On croyait le pays immunisé, contre la violence islamiste. Grave erreur d’appréciation.

Mais le rouleau compresseur du PAM, pourtant grand vainqueur de son premier scrutin municipal en 2009, finira par couper le moteur, en novembre 2011, quand la coalition conduite par des partis de l’administration – dont le PAM et le Rassemblement national des indépendants (RNI) – échoue aux législatives, remportées haut la main par les islamistes du Parti de la justice et du développement (PJD). Les attentats du 16 mai avaient contribué, un temps, à affaiblir les islamistes. Accusés alors de porter la responsabilité morale des attentats, quand bien même leur implication n’a jamais pu être prouvée, ils doivent pousser vers la démission leur prédicateur en chef, Ahmed Raïssouni, coupable de sorties peu diplomatiques sur le Commandeur des croyants. Mauvais timing, la tempête est rude et le PJD forcé de faire le dos rond. Quelques semaines plus tôt, forts de leur montée en puissance (troisième force en nombre de sièges de député), les faucons du parti continuaient de s’opposer à la réforme de la Moudawana.

Modernisation ?

La crise née des attentats aura permis une avancée majeure en matière de droits des femmes. Le 10 octobre 2003, ouvrant la session d’automne du Parlement, le roi annonce une réforme ambitieuse de la Moudawana.
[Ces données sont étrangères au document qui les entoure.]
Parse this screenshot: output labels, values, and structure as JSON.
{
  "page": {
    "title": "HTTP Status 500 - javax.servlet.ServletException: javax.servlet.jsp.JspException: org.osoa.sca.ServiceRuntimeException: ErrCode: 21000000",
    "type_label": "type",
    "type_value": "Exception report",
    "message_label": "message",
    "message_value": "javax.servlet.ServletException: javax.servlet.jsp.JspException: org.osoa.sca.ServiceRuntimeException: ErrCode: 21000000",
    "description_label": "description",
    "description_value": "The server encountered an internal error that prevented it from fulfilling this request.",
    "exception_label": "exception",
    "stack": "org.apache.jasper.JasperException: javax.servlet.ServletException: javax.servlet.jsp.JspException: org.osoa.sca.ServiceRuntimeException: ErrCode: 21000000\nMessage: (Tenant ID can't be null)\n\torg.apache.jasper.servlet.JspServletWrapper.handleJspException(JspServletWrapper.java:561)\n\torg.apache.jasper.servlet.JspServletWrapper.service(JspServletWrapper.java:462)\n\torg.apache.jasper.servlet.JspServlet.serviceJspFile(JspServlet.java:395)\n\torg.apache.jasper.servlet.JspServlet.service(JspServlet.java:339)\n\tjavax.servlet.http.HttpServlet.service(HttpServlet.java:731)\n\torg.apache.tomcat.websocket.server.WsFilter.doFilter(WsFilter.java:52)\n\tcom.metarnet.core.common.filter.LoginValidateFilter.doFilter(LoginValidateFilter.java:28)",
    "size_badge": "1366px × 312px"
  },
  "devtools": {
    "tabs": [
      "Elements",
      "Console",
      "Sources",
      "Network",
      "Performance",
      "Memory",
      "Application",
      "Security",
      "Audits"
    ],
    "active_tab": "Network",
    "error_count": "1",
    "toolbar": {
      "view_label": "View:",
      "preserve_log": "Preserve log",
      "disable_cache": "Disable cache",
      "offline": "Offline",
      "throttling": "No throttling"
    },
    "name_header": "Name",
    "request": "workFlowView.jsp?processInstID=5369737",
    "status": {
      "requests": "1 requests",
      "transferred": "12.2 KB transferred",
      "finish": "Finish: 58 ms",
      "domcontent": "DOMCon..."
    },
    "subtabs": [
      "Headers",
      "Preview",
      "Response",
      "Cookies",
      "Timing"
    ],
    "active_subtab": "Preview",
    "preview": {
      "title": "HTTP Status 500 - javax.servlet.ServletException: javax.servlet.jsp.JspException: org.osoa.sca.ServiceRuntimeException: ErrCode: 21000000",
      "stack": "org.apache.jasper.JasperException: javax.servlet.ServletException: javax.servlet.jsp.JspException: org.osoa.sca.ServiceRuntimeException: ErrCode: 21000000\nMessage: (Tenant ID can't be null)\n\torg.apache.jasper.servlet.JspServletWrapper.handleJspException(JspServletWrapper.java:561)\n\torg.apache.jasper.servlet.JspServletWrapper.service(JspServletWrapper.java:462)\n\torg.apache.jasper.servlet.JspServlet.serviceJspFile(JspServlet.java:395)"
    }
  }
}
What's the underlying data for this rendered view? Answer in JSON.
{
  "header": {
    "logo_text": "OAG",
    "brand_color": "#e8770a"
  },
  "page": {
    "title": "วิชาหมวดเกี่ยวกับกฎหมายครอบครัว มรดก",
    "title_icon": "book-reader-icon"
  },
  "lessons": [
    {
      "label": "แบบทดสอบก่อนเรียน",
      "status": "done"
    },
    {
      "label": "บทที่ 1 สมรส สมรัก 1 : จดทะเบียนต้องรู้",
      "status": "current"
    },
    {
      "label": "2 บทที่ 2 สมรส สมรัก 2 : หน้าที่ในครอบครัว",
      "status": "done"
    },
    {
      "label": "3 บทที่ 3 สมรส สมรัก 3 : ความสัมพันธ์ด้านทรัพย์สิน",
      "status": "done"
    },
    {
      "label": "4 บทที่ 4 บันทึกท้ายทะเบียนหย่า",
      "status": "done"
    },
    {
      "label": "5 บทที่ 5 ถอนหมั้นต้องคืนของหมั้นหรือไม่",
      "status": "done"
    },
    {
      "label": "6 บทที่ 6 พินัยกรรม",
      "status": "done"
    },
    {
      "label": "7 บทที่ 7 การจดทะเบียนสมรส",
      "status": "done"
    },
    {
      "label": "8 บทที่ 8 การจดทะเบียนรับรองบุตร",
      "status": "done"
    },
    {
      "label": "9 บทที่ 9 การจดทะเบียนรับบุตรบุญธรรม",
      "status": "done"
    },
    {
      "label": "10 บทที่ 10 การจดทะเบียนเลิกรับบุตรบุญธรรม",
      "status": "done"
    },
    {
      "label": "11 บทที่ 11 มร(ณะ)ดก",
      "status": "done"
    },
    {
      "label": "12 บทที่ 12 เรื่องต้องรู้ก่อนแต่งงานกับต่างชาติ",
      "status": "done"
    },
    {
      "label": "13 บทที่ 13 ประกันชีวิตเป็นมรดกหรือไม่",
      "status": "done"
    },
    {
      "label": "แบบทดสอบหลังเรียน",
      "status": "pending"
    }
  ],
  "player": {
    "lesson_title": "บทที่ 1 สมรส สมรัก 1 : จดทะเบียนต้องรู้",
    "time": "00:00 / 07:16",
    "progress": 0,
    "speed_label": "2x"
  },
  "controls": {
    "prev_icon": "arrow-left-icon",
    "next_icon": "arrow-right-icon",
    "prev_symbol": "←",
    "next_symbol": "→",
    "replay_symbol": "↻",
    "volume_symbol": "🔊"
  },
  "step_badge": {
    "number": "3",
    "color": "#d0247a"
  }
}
Les islamistes ne bronchent pas, mais c’est une victoire à la Pyrrhus. Imposée par le haut, cette réforme accrédite la dépolitisation et prépare la forte abstention – 37 % de taux de participation – aux législatives de 2007. Le Palais pousse tout de même son avantage sur le terrain religieux, qui, au Maroc, n’est pas indépendant du politique. L’homme de la situation est Ahmed Taoufiq. Nommé en novembre 2002 ministre des Affaires islamiques et des Habous, cet historien berbère est un lettré original qui s’essaie parfois au roman. C’est aussi un disciple de la Tariqa boudchichiya, une puissante confrérie soufie. Un profil aux antipodes de celui de son prédécesseur. Pendant dix-huit ans, Abdelkébir Alaoui M’Daghri, salafiste austère, s’était appuyé sur la pensée wahhabite, dont il était un parfait zélateur. Sous son ministère, les pétrodollars inondaient le royaume d’une pensée stricte, avec la bénédiction des autorités. Les attentats du 16 mai 2003 donnent un coup d’arrêt à ce « laxisme », terme employé par Mohammed VI le 29 mai 2003 dans un discours au ton ferme. Tragiques, les événements confortent la thèse d’Ahmed Taoufiq : le Maroc doit partager les valeurs de l’islam modéré sous la bannière du rite malékite et le parasol du Commandeur des croyants. Depuis, le pouvoir tend à développer un véritable souverainisme religieux, frappé du sceau d’une expression devenue célèbre : la sécurité spirituelle (amn rouhi).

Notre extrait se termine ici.